HOWE, George (1771-1821) (printer)
[EARLY SYDNEY PRINTING] Receipt for payment of quit rent made to the Crown by Edward Robinson. Sydney, 29 January 1806.
Sydney, NSW : [George Howe, Government Printer], [printed 1802-06]. Printed in black ink on laid paper, 40 x 98 mm; manuscript date of 29 January 1806, with further clerical entries recording the receipt from Edwd.
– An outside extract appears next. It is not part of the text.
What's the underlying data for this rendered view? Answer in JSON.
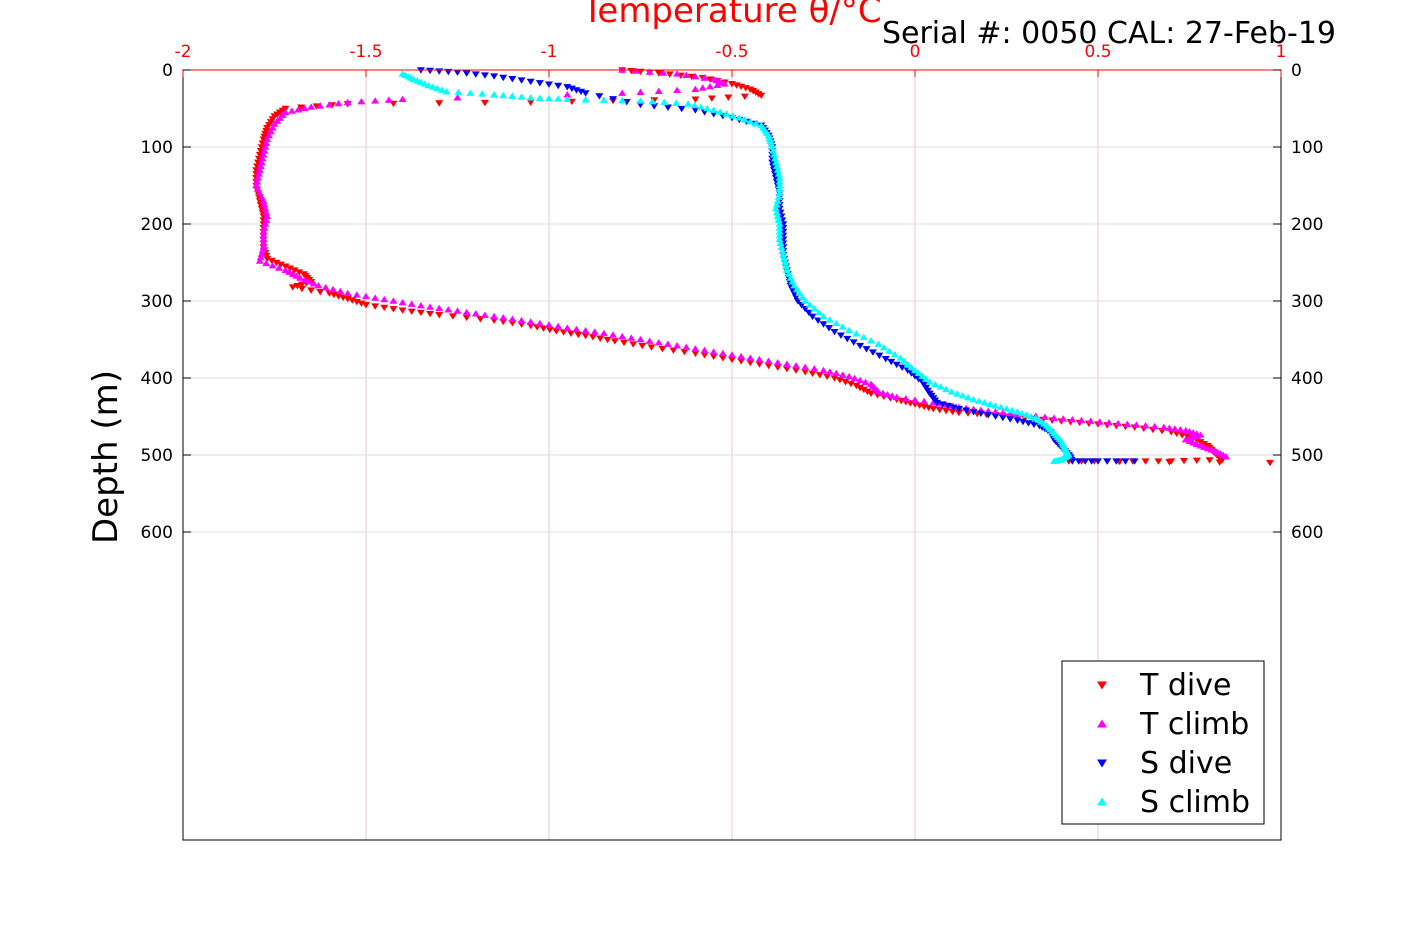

Robinson of 11 shillings, ‘being the Amount of one Year’s Quit-Rent due to the Crown the 28th of Sept. 1805 on one Grant and one Lease.’; signed D.D. Mann (David Dickenson Mann, government clerk); complete and fine.
There can be little doubt that this official receipt from the Crown, made out to Edward Robinson for his (slightly overdue) annual quit rent payments for the year 1805, was printed by George Howe on the same wooden screw-press that had arrived with the First Fleet, and had been used by George Hughes to print the oldest known Australian imprints. It is an extremely early example of an ephemeral Australian printing, which could conceivably have been printed anywhere between 1802, when Howe was made Government Printer, and January 1806, when the receipt was dated and signed by Mann. Its diminutive size reflects the imperative to conserve the limited stocks of paper and ink in the fledgling colony.
GEORGE HOWE & EARLY PRINTING IN SYDNEY
George Howe (1771-1821) was the son of a government printer on Basseterre, Saint Christopher Island (Saint Kitts). As a young man he went to London and worked as a journeyman printer for The Times newspaper. In 1799 he was convicted of larceny and sentenced to death, but this was commuted to transportation for life to New South Wales. Howe arrived in Sydney in November 1800.
The first issue of Australia’s first newspaper, The Sydney Gazette, and New South Wales Advertiser, was published on Saturday, March 5, 1803, by Howe, who had been appointed Government Printer due to his experience working on the London Times. In a despatch to Lord Hobart dated May 9, 1803, Governor King refers to George Howe as an ‘ingenious man’ (Ferguson 383). Howe not only printed but was also the editor of the Gazette, although the content of the newspaper – published under the initiative of Governor King – was under strict government censorship. The paper was printed on a small wooden screw-press which had been brought to the colony by Arthur Phillip in the First Fleet, along with some metal type, paper and ink. (It would not be long before ink had to be improvised using local resources: a charcoal base mixed with fat, whale and fish oils, and tree resins). David Collins (Account of the English Colony in New South Wales) noted in November 1795 that a young printer, George Hughes, had used the press to print numerous government notices and orders. Copies of some of these ephemeral printed items are held in the Record Office, London (Ferguson, Foster & Green.The Howes and their Press, p 15). This almost certainly makes Hughes responsible for the very earliest Australian imprints (Ferguson, op. cit.), of which the oldest to have survived is a playbill dated 30 July 1796 (now in the National Library of Australia). George Howe used the same press to print the colony’s first book, The New South Wales General Standing Orders, in 1802 – probably confirming him as the colony’s second printer – and also its second, the first edition of the New South Wales pocket almanack and colonial remembrancer, in 1806. In May 1804 a complete set of new type had been brought from London, although it would not be until 1814 that a replacement for the wooden screw-press – a new iron Stanhope printing press, ordered by Governor Macquarie – would arrive.
Yorkshireman Edward Robinson (c.1754-1820) arrived in Australia as a convict on the Third Fleet in October 1791. He went on to become a respected citizen of the Hawkesbury River district – a landowner, sheep farmer and, later in life, an innkeeper. He had been granted 30 acres of land on the river at Hawkesbury in the District of Mulgrove Place in December 1794. In September 1802 he was granted a further 100 acres at a lagoon nearby, which was called Robinson’s Lagoon. The 1805 quit rent of 11 shillings which Robinson paid the Crown was for these two holdings. Around this time he had a flock of around 200 sheep, and it is known that he informed Governor King of his wish to experiment with merinos. In 1809 he would receive a further grant to lease 1 3/4 acres 25 rods in Sydney Town, and be granted 80 acres at Upper Nelson. Robinson was the proprietor of a tavern known as the Sign of the York Roses from 1809 through to 1815. A short time before his death in June 1820, he was issued a hotel licence for an establishment on the Sydney Road. He died at the Half Way House, an inn on the Parramatta Road today known as the Horse and Jockey, on 6 June 1820, and was buried in the Devonshire Street Cemetery.